菊田 D君は、説明する力がもっとついてくると、さらに良いかもしれないね。我々のような中小の製造現場にはありがちなのかもしれないけれど、D君に限らず「勘と経験」でやってきていることを、言葉に置き換えて人に説明するのが下手な人が多い。お客様にも、現状や改善点をもっと端的に分かりやすく話せるようになると、解決も早くなるかも。その辺は、会社全体で改善を図っていかねばですね。

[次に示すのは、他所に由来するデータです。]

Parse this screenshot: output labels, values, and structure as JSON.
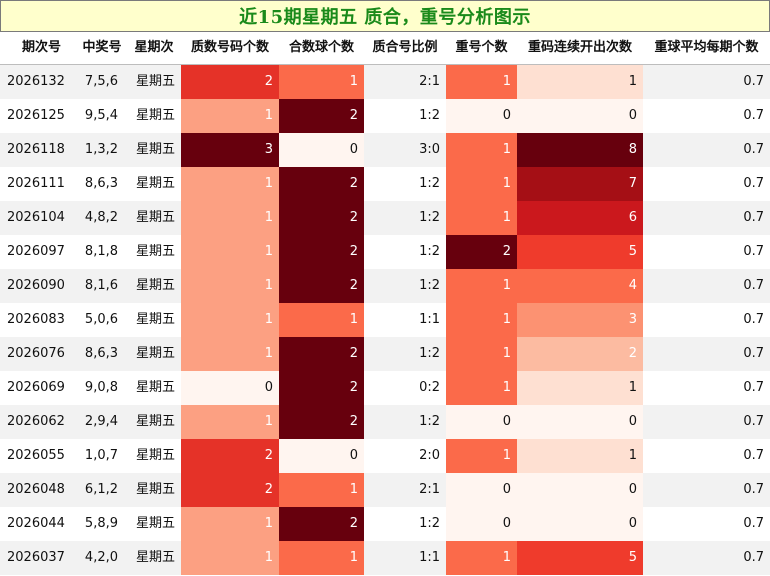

D 入社してすぐお世話になったNさんが、1年前に定年退職されました。Nさんに教え込まれた「丁寧に仕事をする」ということは、これからも大切にしていきたいです。あとはやはり、1人でできる範囲を広げていきたいですね。難しい案件も「できるだろ、ひとりで行ってこい」って言われるようになりたいです。
菊田 大事なことだね。1人で来られる、という姿が見せられると、お客さんの信頼も増すから、頑張っていってほしいですね。今は先輩に助けられながらだけど、よく外に出ているのはきっと力になるはず。修理で現場に出ることは、技術力・対応力が試される、汗をかく仕事。だからこそどんどん行って、自分の肥やしにしてほしいなと思いますよ。それがきっと「ひとりで行ってこい」につながるはずだから。
-ありがとうございました。
未経験での入社から、ひとつひとつ丁寧な仕事ぶりで成長しているD君の様子が伝わったでしょうか。大きな会社ではないので、現場で見ながら覚えていくことも多いです。重ねた経験が、次の仕事の時の発想力や対応力として生かされていくという実感は、やりがいや面白味につながっていると思います。